Politico New York had an article yesterday commenting on the worsening relationship between New York Governor Andrew Cuomo and the City University of New York.  Since his re-election, Governor Cuomo has asked for massive budget cuts at CUNY and/or the transfer of funding from the state to the city.  Here is an excerpt with our colleague, Steve Brier, giving his take on the issue.

“The governor has taken things further recently in his official posture toward CUNY, dramatically cutting previous levels of state funding for the system. 

Mayor Bill de Blasio, whose relationship with Cuomo is worse than Bloomberg’s ever was, said at an event in Bay Ridge last week that it was in the “dead of night” before Cuomo’s annual budget address last month that he first learned the state would reduce its contribution to the CUNY system by nearly a half billion dollars a year. The city, which does not control the university, would have to pay the difference.

Cuomo and de Blasio, of course, have been feuding. And the move was widely portrayed as yet another example of Cuomo toying with his erstwhile friend. 

While that interpretation may well be understandable, it’s also incomplete.

Like the Metropolitan Transportation Authority, another state entity that he technically controls but would seemingly rather not, Cuomo has long made it clear that he doesn’t view City University of New York as a priority.
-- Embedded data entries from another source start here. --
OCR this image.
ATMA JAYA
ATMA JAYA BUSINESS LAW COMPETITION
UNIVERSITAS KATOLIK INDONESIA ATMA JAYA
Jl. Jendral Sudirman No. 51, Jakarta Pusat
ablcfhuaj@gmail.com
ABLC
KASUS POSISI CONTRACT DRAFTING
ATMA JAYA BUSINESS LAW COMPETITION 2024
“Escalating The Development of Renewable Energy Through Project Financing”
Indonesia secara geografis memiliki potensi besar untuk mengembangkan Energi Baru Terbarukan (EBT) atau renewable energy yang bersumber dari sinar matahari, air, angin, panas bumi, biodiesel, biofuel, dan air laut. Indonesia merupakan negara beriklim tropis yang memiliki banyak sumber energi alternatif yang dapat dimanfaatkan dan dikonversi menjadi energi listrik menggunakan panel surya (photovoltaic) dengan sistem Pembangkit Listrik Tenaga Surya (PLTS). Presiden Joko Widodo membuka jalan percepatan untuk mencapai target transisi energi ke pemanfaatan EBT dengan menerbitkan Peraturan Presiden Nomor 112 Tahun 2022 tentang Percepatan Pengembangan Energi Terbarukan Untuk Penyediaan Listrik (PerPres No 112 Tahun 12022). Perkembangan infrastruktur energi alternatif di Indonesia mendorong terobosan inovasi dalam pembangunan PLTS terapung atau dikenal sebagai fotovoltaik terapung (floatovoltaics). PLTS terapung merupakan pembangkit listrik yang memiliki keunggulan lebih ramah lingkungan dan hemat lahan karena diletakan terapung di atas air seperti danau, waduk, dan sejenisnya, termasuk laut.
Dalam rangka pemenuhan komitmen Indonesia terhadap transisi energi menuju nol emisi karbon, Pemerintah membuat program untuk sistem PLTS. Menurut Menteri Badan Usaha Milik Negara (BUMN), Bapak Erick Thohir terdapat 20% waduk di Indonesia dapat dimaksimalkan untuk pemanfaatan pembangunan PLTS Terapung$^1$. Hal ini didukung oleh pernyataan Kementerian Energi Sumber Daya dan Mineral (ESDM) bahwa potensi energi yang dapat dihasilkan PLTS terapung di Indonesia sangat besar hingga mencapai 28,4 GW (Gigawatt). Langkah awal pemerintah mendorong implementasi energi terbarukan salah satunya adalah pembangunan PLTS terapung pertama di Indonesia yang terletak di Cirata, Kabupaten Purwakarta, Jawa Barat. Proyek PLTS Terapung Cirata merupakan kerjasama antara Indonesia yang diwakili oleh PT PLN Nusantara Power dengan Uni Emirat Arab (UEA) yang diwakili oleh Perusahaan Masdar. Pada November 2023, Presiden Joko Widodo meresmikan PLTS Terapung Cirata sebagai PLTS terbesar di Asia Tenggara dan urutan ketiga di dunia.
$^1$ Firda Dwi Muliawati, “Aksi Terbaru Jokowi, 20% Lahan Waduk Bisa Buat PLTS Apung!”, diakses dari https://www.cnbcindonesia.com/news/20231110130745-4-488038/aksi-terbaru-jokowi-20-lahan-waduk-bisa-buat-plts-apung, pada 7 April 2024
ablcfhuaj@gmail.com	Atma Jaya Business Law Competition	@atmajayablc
He has yet to name his own chairman to the board: Benno Schmidt, who has sat on the board since 1999, has been technically term-limited since 2013. 
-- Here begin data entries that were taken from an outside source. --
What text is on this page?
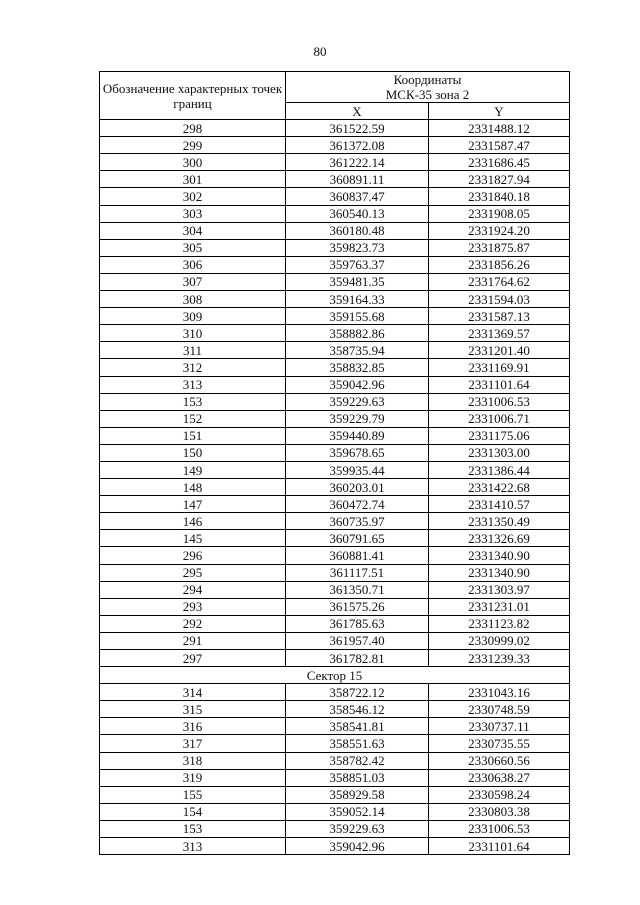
80
Обозначение характерных точек границ	Координаты
МСК-35 зона 2	

	X	Y
298	361522.59	2331488.12
299	361372.08	2331587.47
300	361222.14	2331686.45
301	360891.11	2331827.94
302	360837.47	2331840.18
303	360540.13	2331908.05
304	360180.48	2331924.20
305	359823.73	2331875.87
306	359763.37	2331856.26
307	359481.35	2331764.62
308	359164.33	2331594.03
309	359155.68	2331587.13
310	358882.86	2331369.57
311	358735.94	2331201.40
312	358832.85	2331169.91
313	359042.96	2331101.64
153	359229.63	2331006.53
152	359229.79	2331006.71
151	359440.89	2331175.06
150	359678.65	2331303.00
149	359935.44	2331386.44
148	360203.01	2331422.68
147	360472.74	2331410.57
146	360735.97	2331350.49
145	360791.65	2331326.69
296	360881.41	2331340.90
295	361117.51	2331340.90
294	361350.71	2331303.97
293	361575.26	2331231.01
292	361785.63	2331123.82
291	361957.40	2330999.02
297	361782.81	2331239.33
Сектор 15		
314	358722.12	2331043.16
315	358546.12	2330748.59
316	358541.81	2330737.11
317	358551.63	2330735.55
318	358782.42	2330660.56
319	358851.03	2330638.27
155	358929.58	2330598.24
154	359052.14	2330803.38
153	359229.63	2331006.53
313	359042.96	2331101.64
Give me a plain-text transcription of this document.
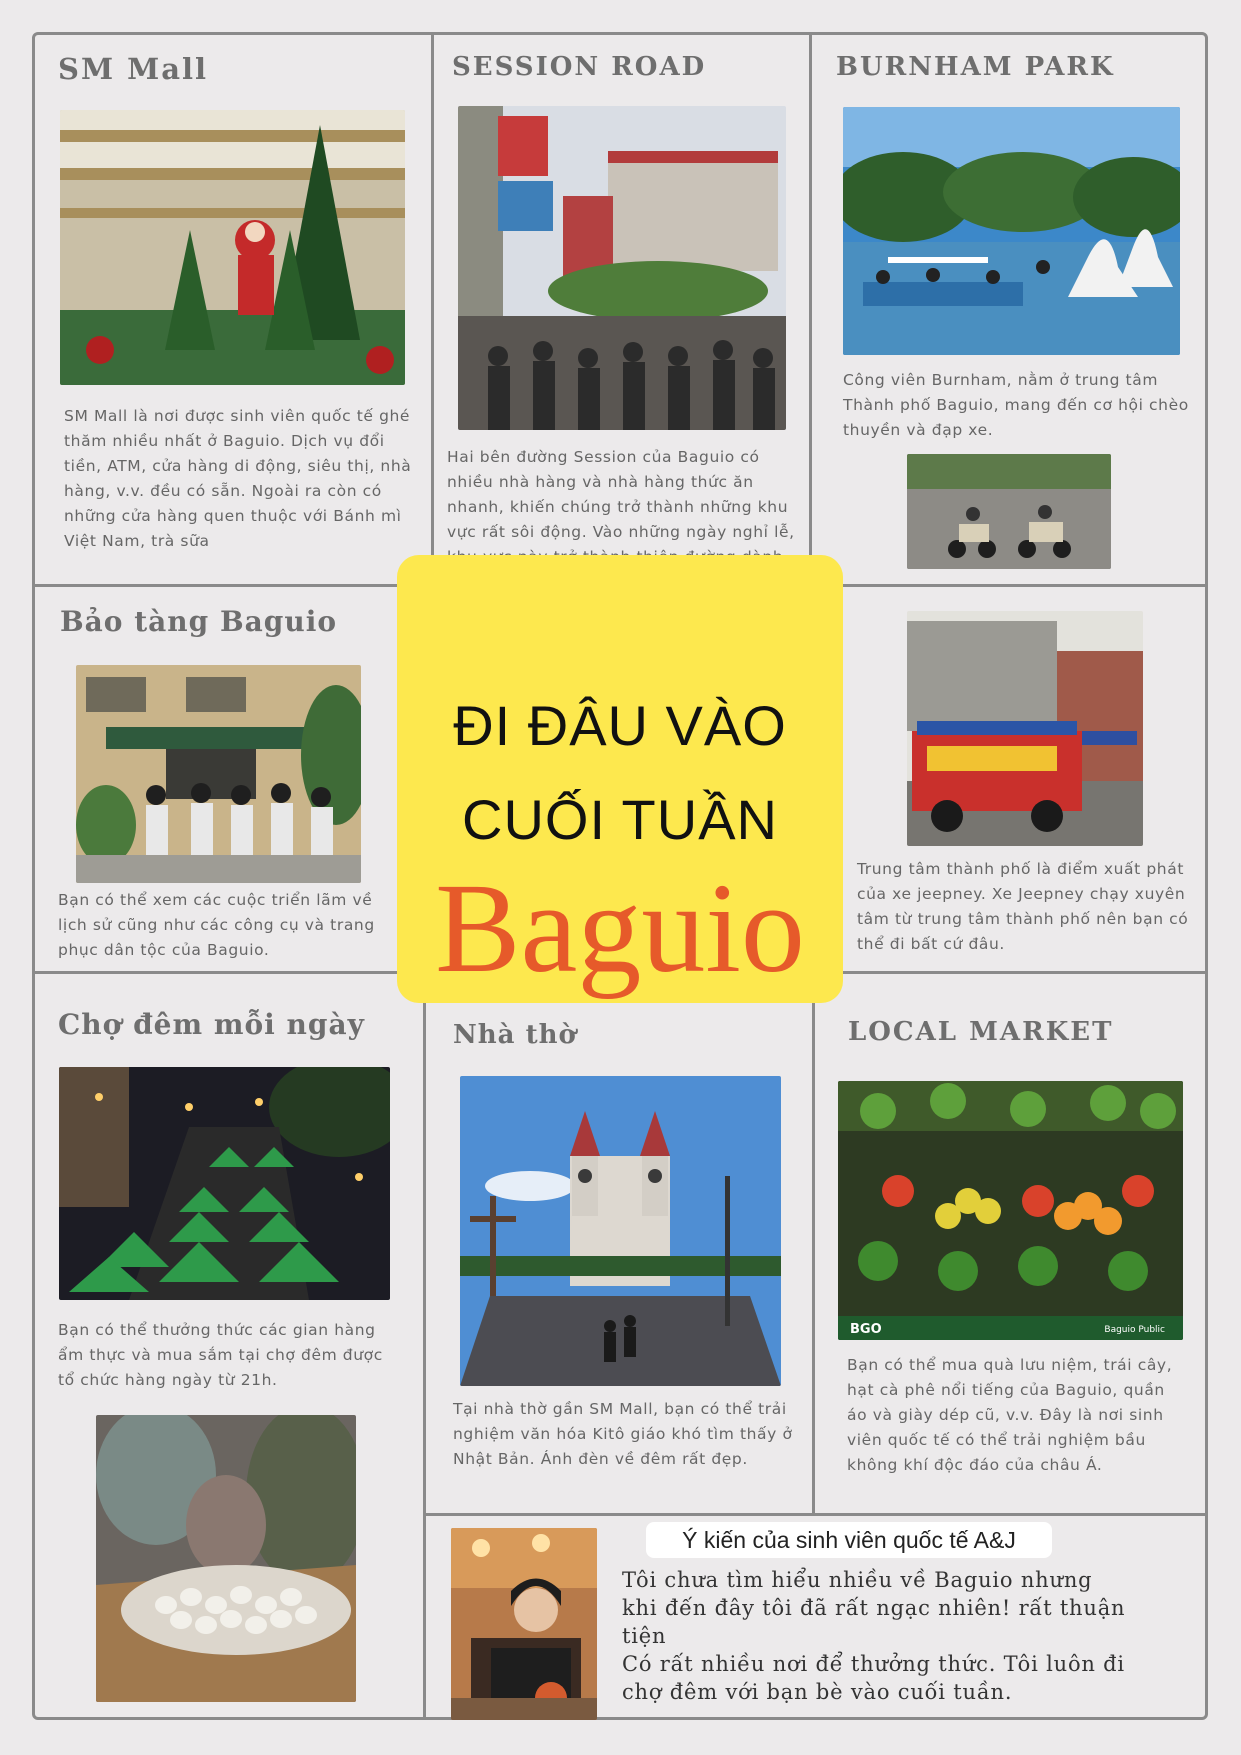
SM Mall
SM Mall là nơi được sinh viên quốc tế ghé thăm nhiều nhất ở Baguio. Dịch vụ đổi tiền, ATM, cửa hàng di động, siêu thị, nhà hàng, v.v. đều có sẵn. Ngoài ra còn có những cửa hàng quen thuộc với Bánh mì Việt Nam, trà sữa
SESSION ROAD
Hai bên đường Session của Baguio có nhiều nhà hàng và nhà hàng thức ăn nhanh, khiến chúng trở thành những khu vực rất sôi động. Vào những ngày nghỉ lễ,
BURNHAM PARK
Công viên Burnham, nằm ở trung tâm Thành phố Baguio, mang đến cơ hội chèo thuyền và đạp xe.
Bảo tàng Baguio
Bạn có thể xem các cuộc triển lãm về lịch sử cũng như các công cụ và trang phục dân tộc của Baguio.
Trung tâm thành phố là điểm xuất phát của xe jeepney. Xe Jeepney chạy xuyên tâm từ trung tâm thành phố nên bạn có thể đi bất cứ đâu.
Chợ đêm mỗi ngày
Bạn có thể thưởng thức các gian hàng ẩm thực và mua sắm tại chợ đêm được tổ chức hàng ngày từ 21h.
Nhà thờ
Tại nhà thờ gần SM Mall, bạn có thể trải nghiệm văn hóa Kitô giáo khó tìm thấy ở Nhật Bản. Ánh đèn về đêm rất đẹp.
LOCAL MARKET
BGO	Baguio Public
Bạn có thể mua quà lưu niệm, trái cây, hạt cà phê nổi tiếng của Baguio, quần áo và giày dép cũ, v.v. Đây là nơi sinh viên quốc tế có thể trải nghiệm bầu không khí độc đáo của châu Á.
ĐI ĐÂU VÀO
CUỐI TUẦN
Baguio
Ý kiến của sinh viên quốc tế A&J
Tôi chưa tìm hiểu nhiều về Baguio nhưng
khi đến đây tôi đã rất ngạc nhiên! rất thuận
tiện
Có rất nhiều nơi để thưởng thức. Tôi luôn đi
chợ đêm với bạn bè vào cuối tuần.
Of the 17 members on the board, Cuomo controls 10. Two are holdovers whose terms have expired. One trustee resigned earlier this month because, the trustee said, Cuomo wouldn’t pick a successor

Dani Lever, Cuomo’s spokeswoman, said Cuomo plans to fill some of those seats after the budget is passed.
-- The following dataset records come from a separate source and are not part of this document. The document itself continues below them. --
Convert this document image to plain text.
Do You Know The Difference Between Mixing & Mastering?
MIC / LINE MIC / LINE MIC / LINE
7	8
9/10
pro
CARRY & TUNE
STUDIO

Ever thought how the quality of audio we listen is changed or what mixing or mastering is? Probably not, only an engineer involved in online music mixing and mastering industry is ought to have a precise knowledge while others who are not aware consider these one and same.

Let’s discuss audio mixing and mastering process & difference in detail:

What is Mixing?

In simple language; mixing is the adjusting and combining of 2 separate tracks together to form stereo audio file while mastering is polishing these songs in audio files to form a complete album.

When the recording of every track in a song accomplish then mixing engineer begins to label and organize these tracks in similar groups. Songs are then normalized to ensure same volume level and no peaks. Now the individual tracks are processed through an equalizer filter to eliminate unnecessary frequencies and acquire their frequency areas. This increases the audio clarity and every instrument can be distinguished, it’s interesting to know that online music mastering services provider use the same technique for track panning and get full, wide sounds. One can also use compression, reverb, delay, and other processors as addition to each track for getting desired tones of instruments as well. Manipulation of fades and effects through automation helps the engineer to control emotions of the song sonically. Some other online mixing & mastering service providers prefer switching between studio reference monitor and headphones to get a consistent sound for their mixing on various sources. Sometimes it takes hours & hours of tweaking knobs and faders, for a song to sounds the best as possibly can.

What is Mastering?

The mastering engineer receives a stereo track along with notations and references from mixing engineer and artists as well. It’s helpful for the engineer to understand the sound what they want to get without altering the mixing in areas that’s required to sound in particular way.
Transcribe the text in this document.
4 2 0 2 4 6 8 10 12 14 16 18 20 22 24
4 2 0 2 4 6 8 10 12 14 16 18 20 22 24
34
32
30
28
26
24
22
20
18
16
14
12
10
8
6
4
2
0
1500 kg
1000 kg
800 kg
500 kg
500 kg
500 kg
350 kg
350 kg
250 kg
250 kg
The university has yet to reach a contract agreement with CUNY’s faculty union, the Professional Staff Congress, whose more than 25,000 members have been without one since 2010, or District Council 37, which represents over 10,000 non-professional workers at CUNY and hasn’t had a contract since 2009. 

He’s denied CUNY staff a $15 minimum wage, even as he insisted upon it at the State University of New York.

A CUNY spokesman declined comment.

“The Governor has always been a champion and advocate for these students and is committed to ensuring this system remains strong, healthy, and viable for generations to come,” said Cuomo spokeswoman Dani Lever, in a statement.

ASK PEOPLE IN AND AROUND CUNY ABOUT CUOMO’S attitude toward CUNY, an institution that serves 530,000 New Yorkers, many of them people of color, and they will offer a number of explanations, prominent among them the Memorial Sloan-Kettering incident.

They will point to the fact that the CUNY’s faculty union declined to endorse Cuomo in last year’s unexpectedly competitive Democratic primary against Zephyr Teachout, which surely didn’t help matters either. The Professional Staff Congress went along with its parent union, New York State United Teachers, which declined to endorse.

“I can’t say I’m inside the mind of Andrew Cuomo, but I have to think it plays a role,” said Stephen Brier, a CUNY education historian and co-author of the upcoming book, Austerity Blues: Fighting for the Soul of Public Higher Education.”

In sum, Governor Cuomo has a bone to pick with CUNY.  Mayor de Blasio’s may be CUNY’s only hope, however, he has his own problems with the governor.